Otro aspecto que comparten Nasreen Mohamedi y Elena Asins es un cierto cosmopolitismo moderno. Ambas, aunque en fechas distintas, tuvieron experiencias formativas en las capitales culturales de Occidente. Elena Asins en Colonia y en Nueva York y la india en Londres y Paris. La
experiencia internacional de Danh Vô es sin embargo tan distinta de la que compartieron Elena y Nasreen que apenas tiene sentido calificarla de << cosmopolita>>. Si acaso de <> o de <>, que es como prefieren llamar al actual interconexión del planeta los siempre puntillosos medios culturales y mediáticos franceses.

Danh Vô no ha ido simplemente de un país a otro para enriquecer la experiencia de vivir y trabajar en el suyo sino que él mismo está hecho hasta los tuétanos por el nomadismo y la desafiante ruptura de fronteras. Él es en origen un niño como los de la Boat people, que  fue rescatado del mar por un carguero de la empresa naviera Marks, terminó viviendo en Dinamarca, la sede oficial de esta multinacional del transporte marítimo. Allí los funcionarios de inmigración le dieron el nombre que actualmente ostenta y allí los mayores de su familia cultivaron la nostalgia irremediable por un país que ya nunca podrían recuperar. Danh Vô se hizo danés, dentro de lo que cabe, y realizó los estudios de arte que completaría en Alemania antes de que el temprano reconocimiento de su trabajo le permitiera incorporarse a la legión de artistas que protagonizan la actual globalización del arte contemporáneo. 


De hecho él vive y trabaja en Berlín y la primera vez que vi una instalación suya fue en la bienal de Venecia de 2013 - ese Palazzo Enciclopédico curado por Massimiliano Gioni - y este año ha repetido la cita véneta  exponiendo en el pabellón de Dinamarca. Y aunque estas y otras instalaciones suelen apuntar en direcciones muy distintas a mi me ha interesado sobre todo la que, bajo el titulo de We the People, emplazó en distintos lugares de Nueva York. El núcleo de la misma consiste en una réplica a escala natural de la Estatua de la libertad hecha en finas láminas de cobre que él mandó a fundir en Shanghái, un dato no es para nada irrelevante.


 Resulta, por el contrario, decisivo a la hora de interpretar este trabajo suyo como una puesta en escena de la globalización y al mismo tiempo como un comentario irónico al estado actual de las relaciones entre los dos gigantes que tutelan nuestra época: China y Estados Unidos de América,  entre la patria de la libertad (de empresa) y el disciplinado taller del mundo del que tanto se han beneficiado las mega empresas americanas, aunque no solo ellas.
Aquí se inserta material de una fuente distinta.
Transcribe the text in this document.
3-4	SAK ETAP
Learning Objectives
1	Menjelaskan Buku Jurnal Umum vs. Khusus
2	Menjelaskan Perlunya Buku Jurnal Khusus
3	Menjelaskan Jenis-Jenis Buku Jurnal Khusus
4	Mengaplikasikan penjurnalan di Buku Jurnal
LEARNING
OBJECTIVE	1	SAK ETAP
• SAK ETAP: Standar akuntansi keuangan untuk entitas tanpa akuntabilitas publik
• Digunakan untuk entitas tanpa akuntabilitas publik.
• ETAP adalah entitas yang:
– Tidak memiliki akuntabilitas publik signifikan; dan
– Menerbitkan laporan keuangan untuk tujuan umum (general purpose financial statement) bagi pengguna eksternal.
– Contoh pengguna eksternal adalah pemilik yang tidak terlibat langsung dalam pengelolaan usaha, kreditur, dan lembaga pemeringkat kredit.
E incluso se puede ir más allá y leer esta pieza como la comprobación descarnada de hasta qué punto los chinos son capaces de convertir al más prestigioso símbolo de Occidente en poco menos que bisutería. Que de ese tema de la banalización de la historia debido a la entronización de sus fetiches es, en realidad, de lo que trata el arte de Danh Vô, el danés que es danés solo porque Dinamarca ya no es propiamente Dinamarca.

 

domingo, 13 de septiembre de 2015

Anish Kapoor chez Le Cobusier.




Se cumplen 50 años de la muerte de Le Corbusier y para conmemorarlos los dominicos del convento de La Tourette han organizado una exposición de Anish Kapoor que encaja bien en el proyecto de Ralph Rugoff - el curador de la actual edición de la bienal de Lyon - de revisar el legado de una modernidad que según él sigue viva y actuante. Yo visité la bienal y el  convento la semana pasada y pude comprobar que, al menos está exposición, confirma la tesis de Rugoff en un punto crucial: el de la búsqueda de medios de generar experiencias puramente sensoriales, compartida tanto por el padre fundador del <> en arquitectura como por el escultor que ha desempeñado un papel destacado en la deriva posmoderna de la escultura. La Tourette es ciertamente un resultado sobresaliente de la aplicación de los cinco principios que rigen la arquitectura de Le Corbusier, al tiempo que su templo es un magnífica demostración de que el arquitecto suizo ya por entonces había  emprendido camino de la exploración a fondo de los efectos sensoriales producidos por la luz, tanto solar como artificial, sobre los volúmenes, los colores y las texturas  del espacio construido. A cualquier  descripción  que se pretenda objetiva siempre le faltará la poesía exigida por la transmisión, en un medio tan en blanco y negro como es la escritura, de la intensidad sobrecogedora de sentirse dentro de ese prodigio que es el templo de La Tourette. Que ofrece tan señalada experiencia gracias una nave central  cerrada por altísimos muros de cemento visto, desprovistos de cualquier decoración que no sea la ofrecida por la desnudez de un hormigón armado que conserva las huellas del encofrado. La sabia distribución de las ventanas, que no son otra cosa que vanos que cortan horizontalmente la verticalidad de los muros  para modular de manera insólita  el ingreso de la luz.

                         
El juego de planos del suelo que converge en la plataforma ligeramente excéntrica donde se alza los volúmenes articulados del altar. Y el contrapunto puesto por una nave lateral iluminada por dos lucernarios de planta circular y paredes pintadas de amarillo y de azul por donde entra  a plomo la luz incandescente del medio día en los alpes franceses.  

 
El resultado de estas y de tantas otras decisiones de diseño es un espacio que aún con todo su complejo juego de planos, volúmenes e inagotables matices invita a la plegaria y el silencio. Y a la elevación espiritual. O por lo menos eso fue lo que probablemente sintió Kapoor cuando decidió colgar del altísimo techo y muy cerca del suelo una pieza suya de metal bruñido con forma de corneta invertida a la que le dio el título de Aguja. Y no por las de hilar sino por las que habitualmente intensifican y prolongan el movimiento ascendente de las torres y campanarios de las iglesias.
Esta pieza es para mí el mayor logro de la exposición de escultor indio chez Le Corbusier. El resto de las piezas expuso, distribuidas entre las que funcionan como espejos distorsionantes, las que evocan las esculturas hechas con pigmentos de la primera etapa de su carrera y las que ahora son crudamente materiales, no lograron conmoverme. Y lo que es probablemente peor: no conmovieron ni un ápice la formidable y a la vez refinada arquitectura del convento.